AIMNet2 is one of the most practically useful neural network potentials for organic chemistry in 2026. It does not try to cover the whole periodic table. It focuses on the elements and chemistries that medicinal chemists actually work with, and within that scope it is very fast, very accurate, and very easy to integrate. This guide is a plain-English tour of what it does and when to use it.
What AIMNet2 is
AIMNet2 is the second generation of the AIMNet model family from the Isayev group at Carnegie Mellon. It is a neural network trained on a large dataset of density functional theory calculations covering drug-like organic molecules, and it learns to reproduce the DFT energies, forces, and partial atomic charges with high accuracy.
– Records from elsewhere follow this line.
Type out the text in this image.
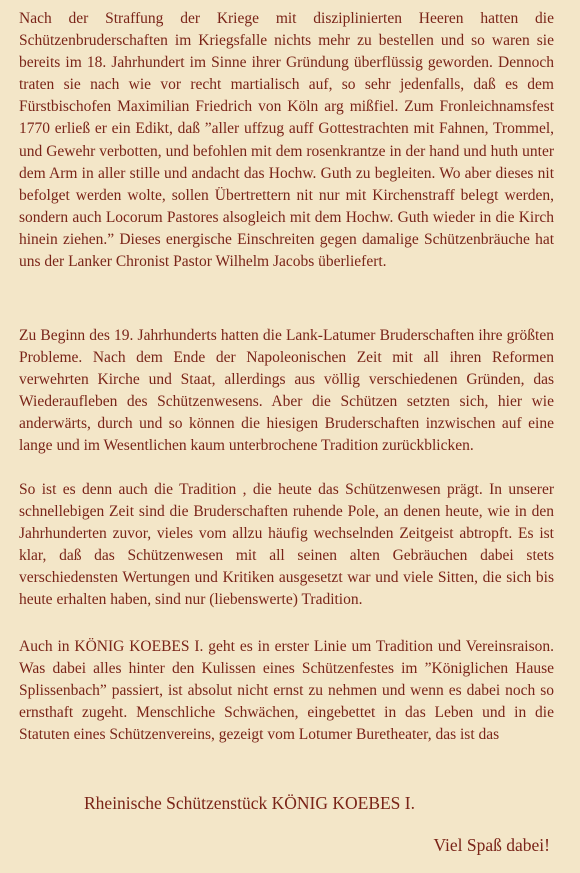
Nach der Straffung der Kriege mit disziplinierten Heeren hatten die Schützenbruderschaften im Kriegsfalle nichts mehr zu bestellen und so waren sie bereits im 18. Jahrhundert im Sinne ihrer Gründung überflüssig geworden. Dennoch traten sie nach wie vor recht martialisch auf, so sehr jedenfalls, daß es dem Fürstbischofen Maximilian Friedrich von Köln arg mißfiel. Zum Fronleichnamsfest 1770 erließ er ein Edikt, daß ”aller uffzug auff Gottestrachten mit Fahnen, Trommel, und Gewehr verbotten, und befohlen mit dem rosenkrantze in der hand und huth unter dem Arm in aller stille und andacht das Hochw. Guth zu begleiten. Wo aber dieses nit befolget werden wolte, sollen Übertrettern nit nur mit Kirchenstraff belegt werden, sondern auch Locorum Pastores alsogleich mit dem Hochw. Guth wieder in die Kirch hinein ziehen.” Dieses energische Einschreiten gegen damalige Schützenbräuche hat uns der Lanker Chronist Pastor Wilhelm Jacobs überliefert.

Zu Beginn des 19. Jahrhunderts hatten die Lank-Latumer Bruderschaften ihre größten Probleme. Nach dem Ende der Napoleonischen Zeit mit all ihren Reformen verwehrten Kirche und Staat, allerdings aus völlig verschiedenen Gründen, das Wiederaufleben des Schützenwesens. Aber die Schützen setzten sich, hier wie anderwärts, durch und so können die hiesigen Bruderschaften inzwischen auf eine lange und im Wesentlichen kaum unterbrochene Tradition zurückblicken.

So ist es denn auch die Tradition , die heute das Schützenwesen prägt. In unserer schnellebigen Zeit sind die Bruderschaften ruhende Pole, an denen heute, wie in den Jahrhunderten zuvor, vieles vom allzu häufig wechselnden Zeitgeist abtropft. Es ist klar, daß das Schützenwesen mit all seinen alten Gebräuchen dabei stets verschiedensten Wertungen und Kritiken ausgesetzt war und viele Sitten, die sich bis heute erhalten haben, sind nur (liebenswerte) Tradition.

Auch in KÖNIG KOEBES I. geht es in erster Linie um Tradition und Vereinsraison. Was dabei alles hinter den Kulissen eines Schützenfestes im ”Königlichen Hause Splissenbach” passiert, ist absolut nicht ernst zu nehmen und wenn es dabei noch so ernsthaft zugeht. Menschliche Schwächen, eingebettet in das Leben und in die Statuten eines Schützenvereins, gezeigt vom Lotumer Buretheater, das ist das

Rheinische Schützenstück KÖNIG KOEBES I.

Viel Spaß dabei!
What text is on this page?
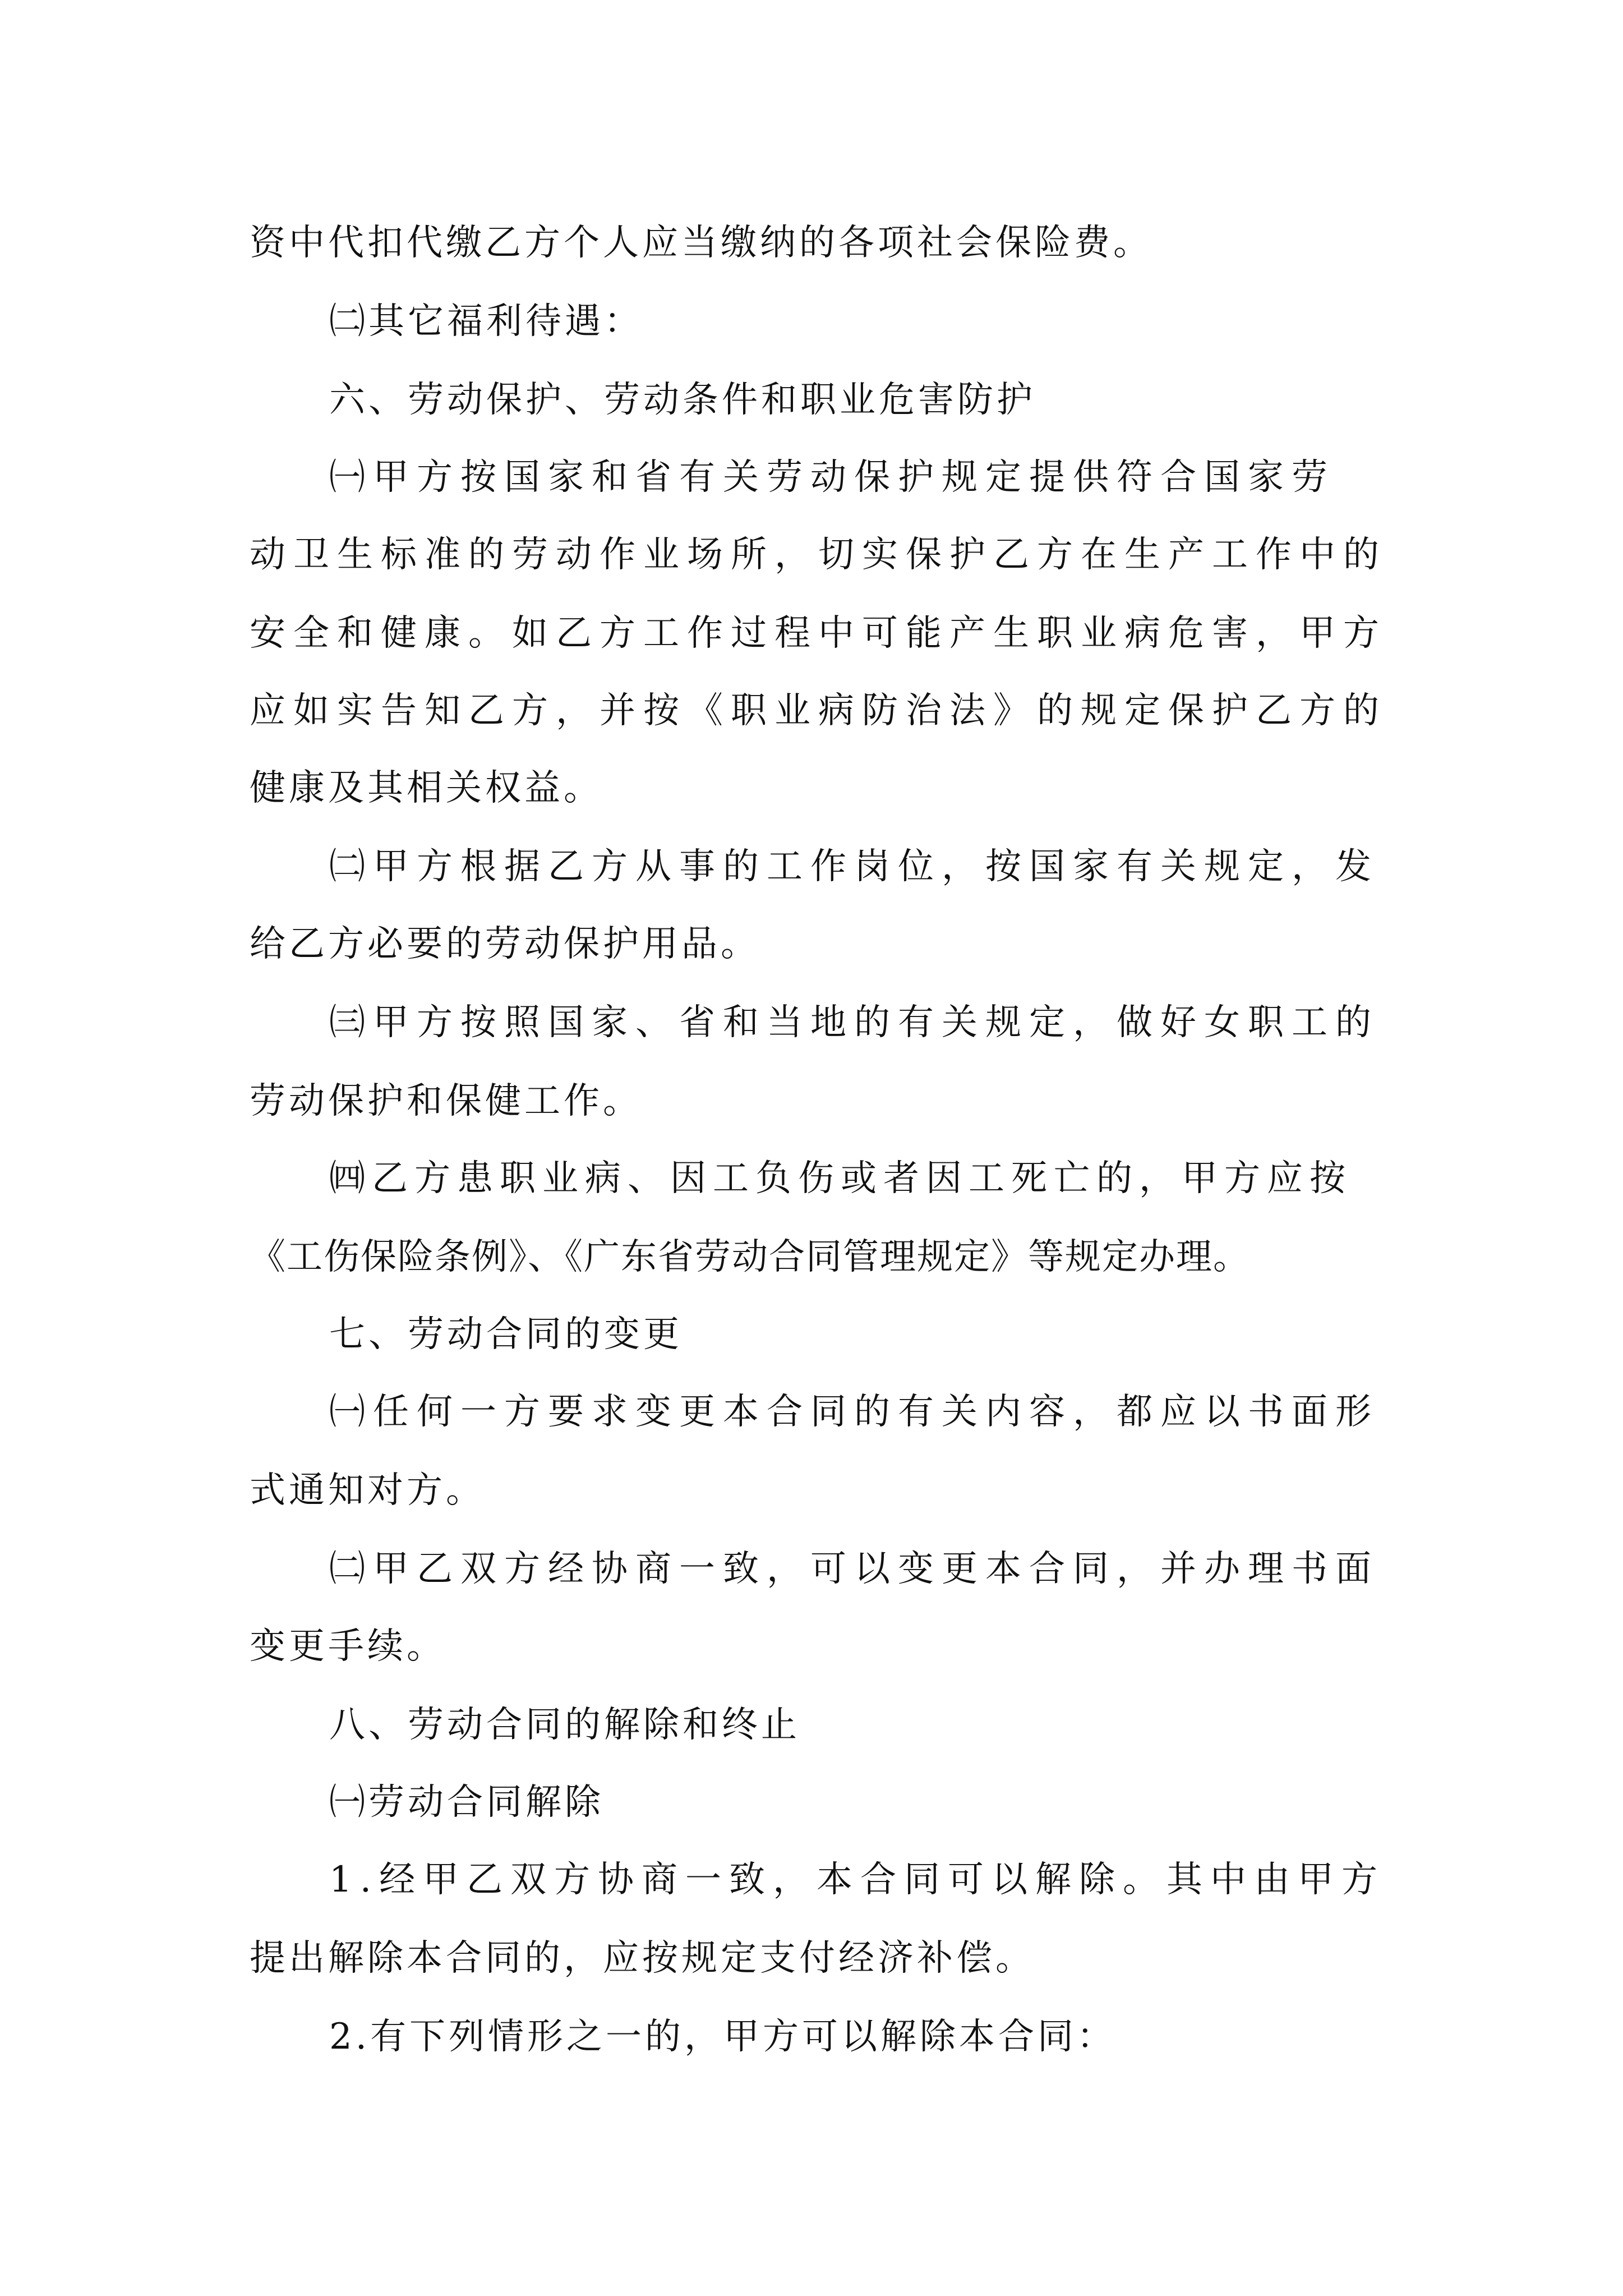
资中代扣代缴乙方个人应当缴纳的各项社会保险费。
㈡其它福利待遇：
六、劳动保护、劳动条件和职业危害防护
㈠甲方按国家和省有关劳动保护规定提供符合国家劳
动卫生标准的劳动作业场所，切实保护乙方在生产工作中的
安全和健康。如乙方工作过程中可能产生职业病危害，甲方
应如实告知乙方，并按《职业病防治法》的规定保护乙方的
健康及其相关权益。
㈡甲方根据乙方从事的工作岗位，按国家有关规定，发
给乙方必要的劳动保护用品。
㈢甲方按照国家、省和当地的有关规定，做好女职工的
劳动保护和保健工作。
㈣乙方患职业病、因工负伤或者因工死亡的，甲方应按
《工伤保险条例》、《广东省劳动合同管理规定》等规定办理。
七、劳动合同的变更
㈠任何一方要求变更本合同的有关内容，都应以书面形
式通知对方。
㈡甲乙双方经协商一致，可以变更本合同，并办理书面
变更手续。
八、劳动合同的解除和终止
㈠劳动合同解除
1.经甲乙双方协商一致，本合同可以解除。其中由甲方
提出解除本合同的，应按规定支付经济补偿。
2.有下列情形之一的，甲方可以解除本合同：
Unlike universal materials potentials, AIMNet2 is specialized. The training data emphasizes typical organic elements (H, C, N, O, F, P, S, Cl, Br, I) and the geometries and functional groups that appear in drug discovery. In exchange for narrower scope, you get better accuracy on the molecules you actually care about.
What AIMNet2 can compute
Because AIMNet2 produces energies, forces, and atomic charges, anything that reduces to those quantities is accessible. In practice that includes:
Conformer optimization and energies
Given a 3D structure, AIMNet2 will relax it to a local minimum at DFT-like accuracy in a fraction of a second. Generate 10 conformers, optimize each, compare energies, and pick the lowest. The whole cycle runs in seconds for drug-like molecules.
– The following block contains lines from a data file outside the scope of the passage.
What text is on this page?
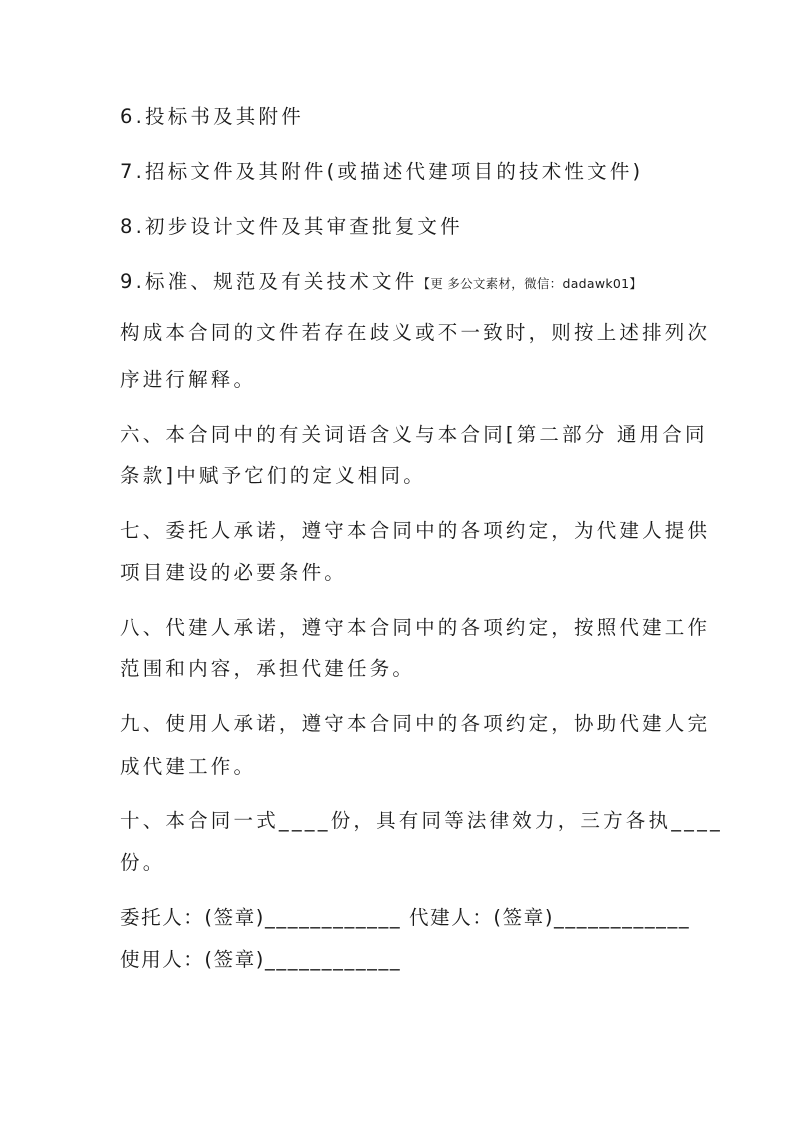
6.投标书及其附件
7.招标文件及其附件(或描述代建项目的技术性文件)
8.初步设计文件及其审查批复文件
9.标准、规范及有关技术文件【更 多公文素材，微信：dadawk01】
构成本合同的文件若存在歧义或不一致时，则按上述排列次
序进行解释。
六、本合同中的有关词语含义与本合同[第二部分 通用合同
条款]中赋予它们的定义相同。
七、委托人承诺，遵守本合同中的各项约定，为代建人提供
项目建设的必要条件。
八、代建人承诺，遵守本合同中的各项约定，按照代建工作
范围和内容，承担代建任务。
九、使用人承诺，遵守本合同中的各项约定，协助代建人完
成代建工作。
十、本合同一式____份，具有同等法律效力，三方各执____
份。
委托人：(签章)____________ 代建人：(签章)____________
使用人：(签章)____________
Bond dissociation energies
Compute the energy difference between a closed-shell molecule and the two radicals that would result from a bond break. AIMNet2 handles radicals, so it can give you BDE numbers directly. Useful for reasoning about metabolic stability, radical reactions, and oxidation.
Reaction barriers
With a nudged elastic band or string method on top of AIMNet2 forces, you can compute activation barriers for organic reactions in seconds per NEB image. This turns rough mechanistic thinking into something you can quantitatively explore.
pKa and logP via thermodynamic cycles
pKa is an energy difference between protonated and deprotonated forms in the relevant environment. logP is an energy difference between the molecule in octanol and in water. Both can be computed from the underlying AIMNet2 energy model with appropriate solvation corrections.
Atomic charges
The model outputs atomic charges along with the energy, which gives you a physically motivated electrostatic picture of the molecule. Useful for force field parameterization, docking grid generation, and understanding binding pockets.
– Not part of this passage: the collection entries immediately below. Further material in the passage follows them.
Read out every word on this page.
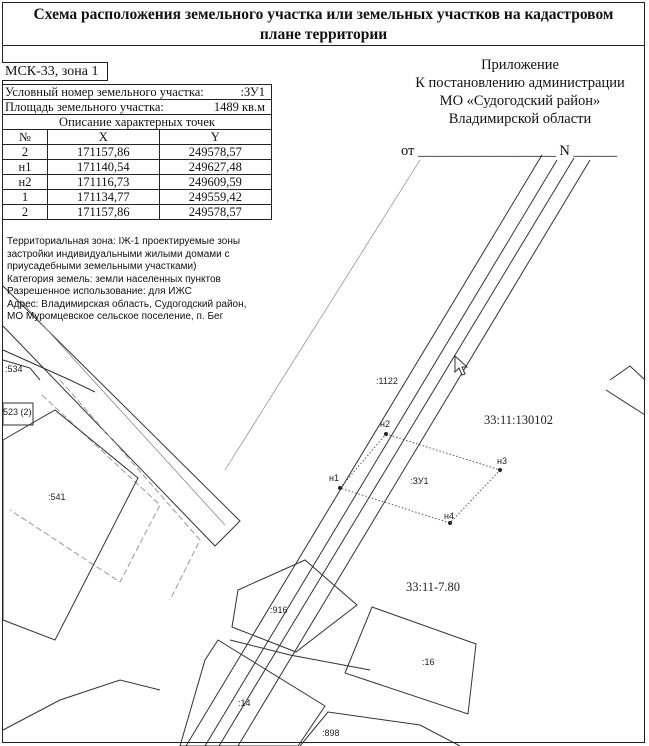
Схема расположения земельного участка или земельных участков на кадастровом
плане территории
МСК-33, зона 1
Условный номер земельного участка: :ЗУ1		

Площадь земельного участка: 1489 кв.м		

Описание характерных точек		
№	X	Y
2	171157,86	249578,57
н1	171140,54	249627,48
н2	171116,73	249609,59
1	171134,77	249559,42
2	171157,86	249578,57
Территориальная зона: IЖ-1 проектируемые зоны
застройки индивидуальными жилыми домами с
приусадебными земельными участками)
Категория земель: земли населенных пунктов
Разрешенное использование: для ИЖС
Адрес: Владимирская область, Судогодский район,
МО Муромцевское сельское поселение, п. Бег
Приложение
К постановлению администрации
МО «Судогодский район»
Владимирской области
от ___________________ N ______
:534
523 (2)
:541
:1122
:916
:16
:14
:898
:ЗУ1
33:11:130102
33:11-7.80
н1
н2
н3
н4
When to use AIMNet2 versus other tools
Here is a rough decision tree for when AIMNet2 is the right pick:
- Drug-like small molecule, need DFT-quality answers fast: AIMNet2 or Egret-1. See our Egret-1 overview for comparison.
- Materials chemistry, broad element coverage: MACE-MP-0 or another universal materials potential.
- Transition metal complex: DFT. Neither AIMNet2 nor MACE handles organometallics well.
- Very large molecule or protein: A protein-specific or fragment-based approach, not a small-molecule potential.
Speed in practice
On a single GPU, AIMNet2 evaluates a drug-like molecule in tens of milliseconds. On a CPU, it runs in a few hundred milliseconds. For an optimization that takes 30 steps to converge, that is one or two seconds total.
What this unlocks is screening at scale. A library of 100,000 candidates is a few hours on a modest GPU. You can compute conformer energies, atomic charges, or even full pKa distributions on every molecule in your virtual screening deck, rather than only the handful you have budget for with DFT.
Integration patterns
A few common ways to use AIMNet2 in production workflows:
- Conformer filter upstream of docking. Generate many candidate conformers, rank by AIMNet2 energy, keep the lowest handful, and dock only those.
- Protonation state assignment. Evaluate pKa for every ionizable site and assign the dominant microspecies at physiological pH before downstream modeling.
- BDE-informed metabolic stability predictions. Rank C-H bonds by bond dissociation energy and flag molecules with unusually weak bonds as metabolically vulnerable.
- Custom force field fits. Use AIMNet2 atomic charges and relaxed geometries as reference data for fitting molecular mechanics parameters.
Limitations worth knowing
AIMNet2 is trained on organic molecules, which means it does not generalize to unusual electronic structures, to metal-containing complexes, or to very large systems. If your target sits outside this envelope, AIMNet2 will silently produce numbers that look reasonable but may be quantitatively wrong. Spot-check with DFT if you are pushing the envelope.
Bottom line
AIMNet2 is a focused, practical tool for organic quantum chemistry. It is not universal. It is not a replacement for DFT for every workflow. But for drug discovery small molecules, it is often the fastest way to go from a SMILES string to a DFT-quality answer, and the easiest way to turn quantum chemistry into a routine screening step.